El ministro de Relaciones Interiores nos permitió un respirito esta semana cuando admitió, por fin, la incapacidad del Gobierno para atacar un problema que nos afecta a todos, como lo es el de la inseguridad.
No se trata de percepción, como se ha pretendido excusar, de lo que hablamos. Es una realidad que si no se encara con prontitud y eficiencia, va a convertir al país en una inmensa cárcel, donde terminaremos todos viviendo entre rejas.
Es importante señalar que escribimos estas líneas antes de que el Presidente presentara su informe anual a la Asamblea Nacional. Por lo tanto, no incluimos aquí cualquier mención de que el Primer Mandatario haya podido hacer respecto a ese delicado tema. Sin embargo, el reconocimiento de El Aissami es suficiente como para sentir cierto alivio. Esperemos que no haya sido luego desmentido ni descalificado.
Hemos abordado el asunto en muchísimas ocasiones, sin desconocer el matiz político que se esconde tras quienes lo utilizan con fines distintos a la denuncia, pero hasta ahora no aparecía afrontado de manera sincera como lo ha asumido el ministro. Más bien, lo que hemos escuchado hasta el cansancio es que la revolución no reprime, porque esas prácticas cuartorrepublicanas son propias de regímenes que desconocen la raíz social del problema. Si bien admitimos nuestro rechazo y repulsa hacia toda forma de violencia, la represión incluida como una manifestación de ella, no dejamos de reconocer que hay ocasiones en que el castigo y la sanción son indispensables, si se pretende preservar el estado de derecho que merecemos.
Ese dejar hacer lo que todo el mundo quiere, lejos de "empoderar" a la gente en el buen sentido del término, gringo por lo demás, lo cual ha originado es este descarrilamiento colectivo que permite que cualquiera tenga un arma y, peor aún, que la utilice a su discreción cuando le dé la real gana. Desde la primera vez que se habló de la "no represión", han ocurrido demasiadas cosas. Algunas buenas, hay que admitirlo, como dejar que la toma de la plaza Altamira languideciera de puro cansancio. Pero las más de las veces, tanta impunidad ha convertido en infractores a ciudadanos que antes cumplían las leyes por el solo temor a la sanción.
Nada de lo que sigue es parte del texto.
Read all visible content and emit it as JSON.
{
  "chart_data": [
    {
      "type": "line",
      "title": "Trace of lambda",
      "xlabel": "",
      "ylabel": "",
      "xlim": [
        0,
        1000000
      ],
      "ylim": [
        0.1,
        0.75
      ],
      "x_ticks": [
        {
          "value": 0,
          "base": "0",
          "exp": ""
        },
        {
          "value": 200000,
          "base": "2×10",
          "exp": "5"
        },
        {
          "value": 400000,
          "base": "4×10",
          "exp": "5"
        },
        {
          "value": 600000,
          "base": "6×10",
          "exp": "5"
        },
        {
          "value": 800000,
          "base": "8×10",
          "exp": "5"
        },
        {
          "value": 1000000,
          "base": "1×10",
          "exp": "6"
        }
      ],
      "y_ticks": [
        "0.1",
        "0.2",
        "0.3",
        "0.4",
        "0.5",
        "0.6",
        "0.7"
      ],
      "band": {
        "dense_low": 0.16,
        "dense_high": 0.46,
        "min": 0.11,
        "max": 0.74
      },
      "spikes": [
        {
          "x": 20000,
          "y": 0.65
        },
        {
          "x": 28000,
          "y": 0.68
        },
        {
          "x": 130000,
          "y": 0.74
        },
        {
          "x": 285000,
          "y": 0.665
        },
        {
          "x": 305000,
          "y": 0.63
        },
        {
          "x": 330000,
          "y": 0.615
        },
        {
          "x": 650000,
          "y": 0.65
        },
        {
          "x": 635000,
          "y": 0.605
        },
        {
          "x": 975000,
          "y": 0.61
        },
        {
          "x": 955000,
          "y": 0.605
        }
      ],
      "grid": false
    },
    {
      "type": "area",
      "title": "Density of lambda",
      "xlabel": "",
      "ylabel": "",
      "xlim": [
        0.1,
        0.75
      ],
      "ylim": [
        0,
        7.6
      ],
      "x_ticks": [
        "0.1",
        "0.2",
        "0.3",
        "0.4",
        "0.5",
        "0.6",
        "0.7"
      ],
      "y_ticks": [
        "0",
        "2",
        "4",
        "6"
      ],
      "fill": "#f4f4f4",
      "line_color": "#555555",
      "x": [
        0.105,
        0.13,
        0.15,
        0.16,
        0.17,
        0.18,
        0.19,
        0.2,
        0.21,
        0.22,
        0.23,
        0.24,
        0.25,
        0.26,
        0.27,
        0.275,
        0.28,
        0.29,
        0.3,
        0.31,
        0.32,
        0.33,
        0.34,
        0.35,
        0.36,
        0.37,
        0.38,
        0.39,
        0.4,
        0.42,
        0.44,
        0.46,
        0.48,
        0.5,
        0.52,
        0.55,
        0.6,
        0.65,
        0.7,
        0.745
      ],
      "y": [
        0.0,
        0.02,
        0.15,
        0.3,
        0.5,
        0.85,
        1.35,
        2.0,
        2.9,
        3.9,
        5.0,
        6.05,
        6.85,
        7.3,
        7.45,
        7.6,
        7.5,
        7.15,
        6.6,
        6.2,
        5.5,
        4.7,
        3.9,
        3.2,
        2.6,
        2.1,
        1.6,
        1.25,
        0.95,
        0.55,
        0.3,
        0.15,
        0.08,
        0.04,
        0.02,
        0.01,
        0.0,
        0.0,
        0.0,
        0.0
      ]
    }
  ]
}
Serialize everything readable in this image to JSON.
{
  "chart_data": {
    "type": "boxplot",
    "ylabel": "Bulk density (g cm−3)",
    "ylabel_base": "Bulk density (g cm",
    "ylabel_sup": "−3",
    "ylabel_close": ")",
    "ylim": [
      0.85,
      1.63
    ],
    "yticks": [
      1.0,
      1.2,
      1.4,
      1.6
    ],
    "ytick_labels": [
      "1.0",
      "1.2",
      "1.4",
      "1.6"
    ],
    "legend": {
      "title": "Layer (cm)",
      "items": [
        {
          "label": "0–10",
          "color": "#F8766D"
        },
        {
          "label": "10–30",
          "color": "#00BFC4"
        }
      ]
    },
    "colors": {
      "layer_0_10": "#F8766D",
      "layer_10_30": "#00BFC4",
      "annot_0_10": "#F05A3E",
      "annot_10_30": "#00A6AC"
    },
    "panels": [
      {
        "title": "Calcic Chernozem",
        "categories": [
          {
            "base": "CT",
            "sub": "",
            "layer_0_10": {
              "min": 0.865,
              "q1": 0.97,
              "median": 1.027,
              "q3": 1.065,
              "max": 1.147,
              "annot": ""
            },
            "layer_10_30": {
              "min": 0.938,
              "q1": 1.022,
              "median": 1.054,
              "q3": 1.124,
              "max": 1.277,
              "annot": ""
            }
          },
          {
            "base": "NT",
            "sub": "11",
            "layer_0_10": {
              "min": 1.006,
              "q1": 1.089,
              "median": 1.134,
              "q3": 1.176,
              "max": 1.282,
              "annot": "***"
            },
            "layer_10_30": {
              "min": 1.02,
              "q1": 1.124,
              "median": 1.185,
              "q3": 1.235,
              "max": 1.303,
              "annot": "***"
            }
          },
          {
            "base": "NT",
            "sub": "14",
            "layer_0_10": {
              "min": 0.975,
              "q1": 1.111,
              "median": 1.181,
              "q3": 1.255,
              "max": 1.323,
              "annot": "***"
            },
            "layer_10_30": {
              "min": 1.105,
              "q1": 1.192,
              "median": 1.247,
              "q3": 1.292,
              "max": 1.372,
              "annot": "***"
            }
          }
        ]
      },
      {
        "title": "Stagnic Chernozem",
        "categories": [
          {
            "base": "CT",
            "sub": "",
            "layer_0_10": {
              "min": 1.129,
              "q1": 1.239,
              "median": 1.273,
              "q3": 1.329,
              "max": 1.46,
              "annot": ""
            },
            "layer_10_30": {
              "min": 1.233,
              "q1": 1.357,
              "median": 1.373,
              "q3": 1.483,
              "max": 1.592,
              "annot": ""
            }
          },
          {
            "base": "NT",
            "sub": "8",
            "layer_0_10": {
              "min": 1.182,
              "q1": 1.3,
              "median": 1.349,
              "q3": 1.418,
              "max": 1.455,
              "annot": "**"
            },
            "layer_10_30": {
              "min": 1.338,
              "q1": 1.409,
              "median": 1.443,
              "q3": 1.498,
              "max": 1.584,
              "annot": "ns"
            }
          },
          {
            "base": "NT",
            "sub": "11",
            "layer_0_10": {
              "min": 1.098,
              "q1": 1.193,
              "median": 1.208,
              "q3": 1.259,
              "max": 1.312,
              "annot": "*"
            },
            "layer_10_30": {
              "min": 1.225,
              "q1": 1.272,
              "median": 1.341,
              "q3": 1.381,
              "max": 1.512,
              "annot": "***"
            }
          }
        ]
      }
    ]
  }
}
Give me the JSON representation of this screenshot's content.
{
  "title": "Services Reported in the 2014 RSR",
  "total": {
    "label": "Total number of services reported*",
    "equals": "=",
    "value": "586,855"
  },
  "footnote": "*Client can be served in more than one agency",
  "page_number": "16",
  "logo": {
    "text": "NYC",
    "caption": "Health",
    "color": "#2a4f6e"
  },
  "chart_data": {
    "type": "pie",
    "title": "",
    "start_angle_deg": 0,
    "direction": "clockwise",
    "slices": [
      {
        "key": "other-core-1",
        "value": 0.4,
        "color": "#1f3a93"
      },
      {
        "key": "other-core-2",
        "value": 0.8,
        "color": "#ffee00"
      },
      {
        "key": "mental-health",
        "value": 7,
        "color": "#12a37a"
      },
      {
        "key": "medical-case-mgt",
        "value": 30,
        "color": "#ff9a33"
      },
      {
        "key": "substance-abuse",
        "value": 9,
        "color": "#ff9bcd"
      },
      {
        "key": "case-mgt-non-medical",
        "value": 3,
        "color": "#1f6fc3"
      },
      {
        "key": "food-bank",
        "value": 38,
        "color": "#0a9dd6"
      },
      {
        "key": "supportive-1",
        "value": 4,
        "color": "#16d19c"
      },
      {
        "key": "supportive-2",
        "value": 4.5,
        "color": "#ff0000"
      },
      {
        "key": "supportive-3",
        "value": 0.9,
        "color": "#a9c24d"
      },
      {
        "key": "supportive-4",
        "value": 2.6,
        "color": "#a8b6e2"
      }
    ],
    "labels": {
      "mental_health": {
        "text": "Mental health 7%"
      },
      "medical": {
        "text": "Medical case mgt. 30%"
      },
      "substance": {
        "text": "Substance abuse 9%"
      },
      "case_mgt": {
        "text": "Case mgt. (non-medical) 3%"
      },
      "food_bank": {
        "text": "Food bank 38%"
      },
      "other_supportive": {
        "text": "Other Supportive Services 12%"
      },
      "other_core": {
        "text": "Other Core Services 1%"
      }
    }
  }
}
Como esta no aparece, en esta ciudad de infierno, los motorizados circulan por las aceras y los criminales actúan libremente en las autopistas.
No sabemos si la solución pasa por una nueva reestructuración del Cicpc, por la creación de un servicio de investigación criminal, por la construcción de más cárceles, por la sanción a los jueces que no cumplan con sus funciones, o por todas ellas juntas; de lo que sí estamos seguras es de que hay que empezar por el principio, por el hogar y por la educación, y mientras recorremos ese larguísimo camino, necesario para la construcción de una sociedad sana, hay que ir enrejando a cuanto delincuente pase la raya. Reprimir no necesariamente es violar los derechos humanos de quien sea sujeto de ella; implica contener y detener una escalada de violencia que mantiene a Caracas entre las ciudades más inseguras del mundo.
El tema, lo sabemos, es caldo de cultivo para que los zamuros encuentren en él alimento para sus ambiciones particulares, pero no abordarlo con firmeza es correr una arruga que no se puede ni se debe esconder más.